Spark2.x(六十):在Structured Streaming流处理中是如何查找kafka的DataSourceProvider?

本章节根据源代码分析Spark Structured Streaming(Spark2.4)在进行DataSourceProvider查找的流程,首先,我们看下读取流数据源kafka的代码:

        SparkSession sparkSession = SparkSession.builder().getOrCreate();
        Dataset<Row> sourceDataset = sparkSession.readStream().format("kafka").option("xxx", "xxx").load();

sparkSession.readStream()返回的对象是DataSourceReader

DataSourceReader(https://github.com/apache/spark/blob/branch-2.4/sql/core/src/main/scala/org/apache/spark/sql/streaming/DataStreamReader.scala),其中上边代码中的load()方法,正是DataSourceReader的方法。

format参数kafka在DataSourceReader中作为source属性:

@InterfaceStability.Evolving
final class DataStreamReader private[sql](sparkSession: SparkSession) extends Logging {
  /**
   * Specifies the input data source format.
   *
   * @since 2.0.0
   */
  def format(source: String): DataStreamReader = {
    this.source = source
    this
  }
。
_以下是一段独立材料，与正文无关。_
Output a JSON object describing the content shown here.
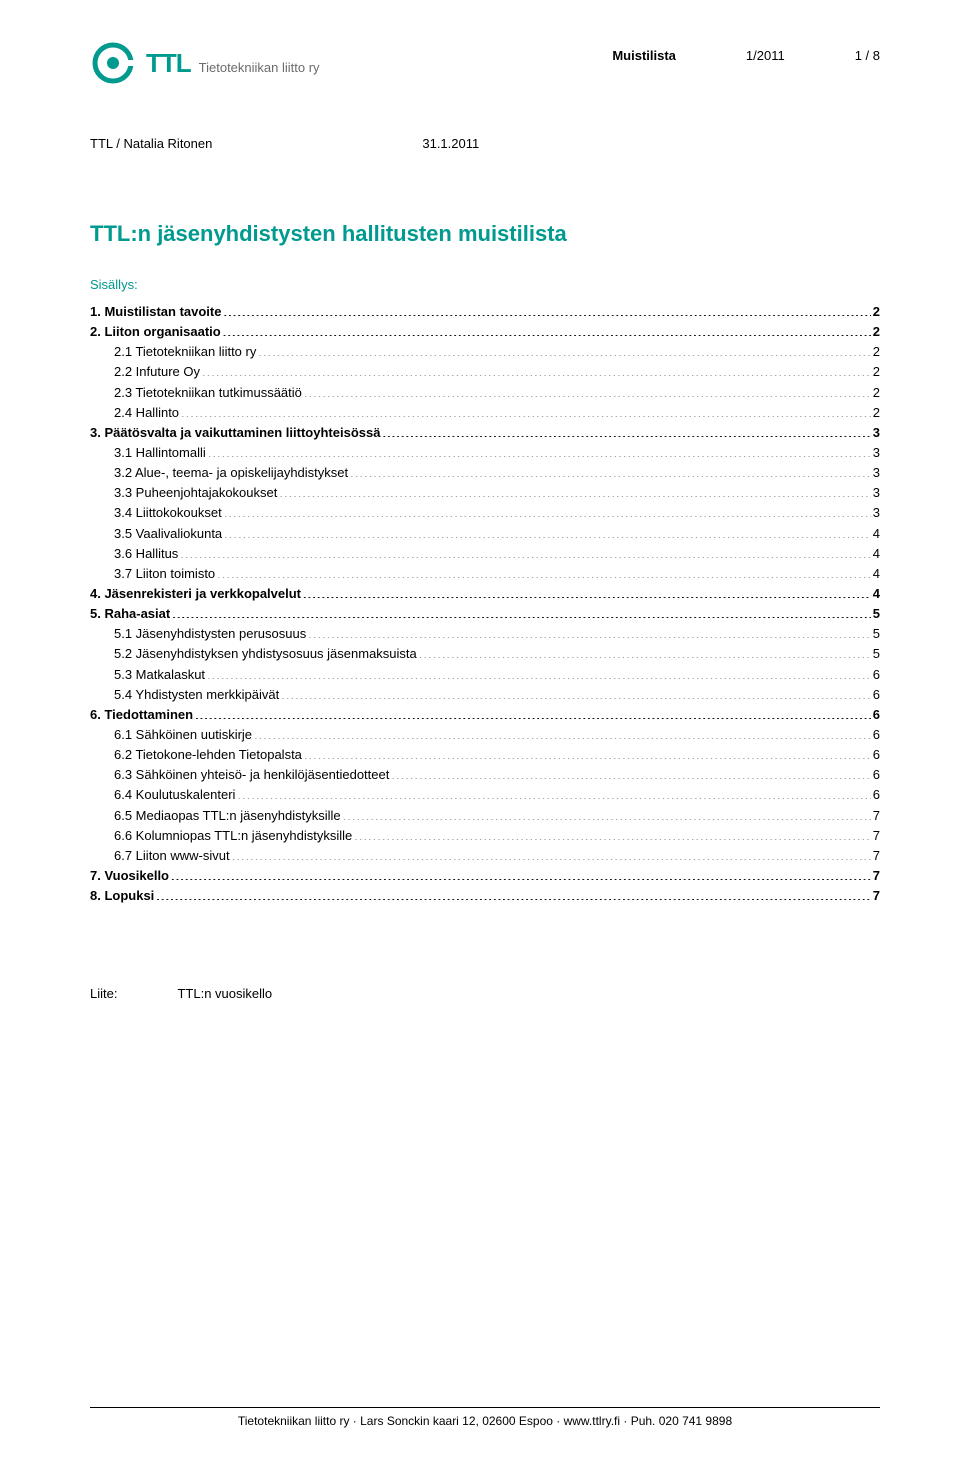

。。
}

DataSourceReader#format(source:String)中参数往往是csv/text/json/jdbc/kafka/console/socket等

DataSourceReader#load()方法

  /**
   * Loads input data stream in as a `DataFrame`, for data streams that don‘t require a path
   * (e.g. external key-value stores).
   *
   * @since 2.0.0
   */
  def load(): DataFrame = {
    if (source.toLowerCase(Locale.ROOT) == DDLUtils.HIVE_PROVIDER) {
      throw new AnalysisException("Hive data source can only be used with tables, you can not " +
        "read files of Hive data source directly.")
    }

    val ds = DataSource.lookupDataSource(source, sparkSession.sqlContext.conf).newInstance()
    // We need to generate the V1 data source so we can pass it to the V2 relation as a shim.
    // We can‘t be sure at this point whether we‘ll actually want to use V2, since we don‘t know the
    // writer or whether the query is continuous.
    val v1DataSource = DataSource(
      sparkSession,
      userSpecifiedSchema = userSpecifiedSchema,
      className = source,
      options = extraOptions.toMap)
    val v1Relation = ds match {
      case _: StreamSourceProvider => Some(StreamingRelation(v1DataSource))
      case _ => None
    }
    ds match {
      case s: MicroBatchReadSupport =>
        val sessionOptions = DataSourceV2Utils.extractSessionConfigs(
          ds = s, conf = sparkSession.sessionState.conf)
        val options = sessionOptions ++ extraOptions
        val dataSourceOptions = new DataSourceOptions(options.asJava)
        var tempReader: MicroBatchReader = null
        val schema = try {
          tempReader = s.createMicroBatchReader(
            Optional.ofNullable(userSpecifiedSchema.orNull),
            Utils.createTempDir(namePrefix = s"temporaryReader").getCanonicalPath,
            dataSourceOptions)
          tempReader.readSchema()
        } finally {
          // Stop tempReader to avoid side-effect thing
          if (tempReader != null) {
            tempReader.stop()
            tempReader = null
          }
        }
        Dataset.ofRows(
          sparkSession,
          StreamingRelationV2(
            s, source, options,
            schema.toAttributes, v1Relation)(sparkSession))
      case s: ContinuousReadSupport =>
        val sessionOptions = DataSourceV2Utils.extractSessionConfigs(
          ds = s, conf = sparkSession.sessionState.conf)
        val options = sessionOptions ++ extraOptions
        val dataSourceOptions = new DataSourceOptions(options.asJava)
        val tempReader = s.createContinuousReader(
          Optional.ofNullable(userSpecifiedSchema.orNull),
          Utils.createTempDir(namePrefix = s"temporaryReader").getCanonicalPath,
          dataSourceOptions)
        Dataset.ofRows(
          sparkSession,
          StreamingRelationV2(
            s, source, options,
            tempReader.readSchema().toAttributes, v1Relation)(sparkSession))
      case _ =>
        // Code path for data source v1.
        Dataset.ofRows(sparkSession, StreamingRelation(v1DataSource))
    }
  }

val ds=DataSoruce.lookupDataSource(source ,….).newInstance()用到了该source变量,要想知道ds是什么(Dataset还是其他),需要查看DataSource.lookupDataSource(source,。。。)方法实现。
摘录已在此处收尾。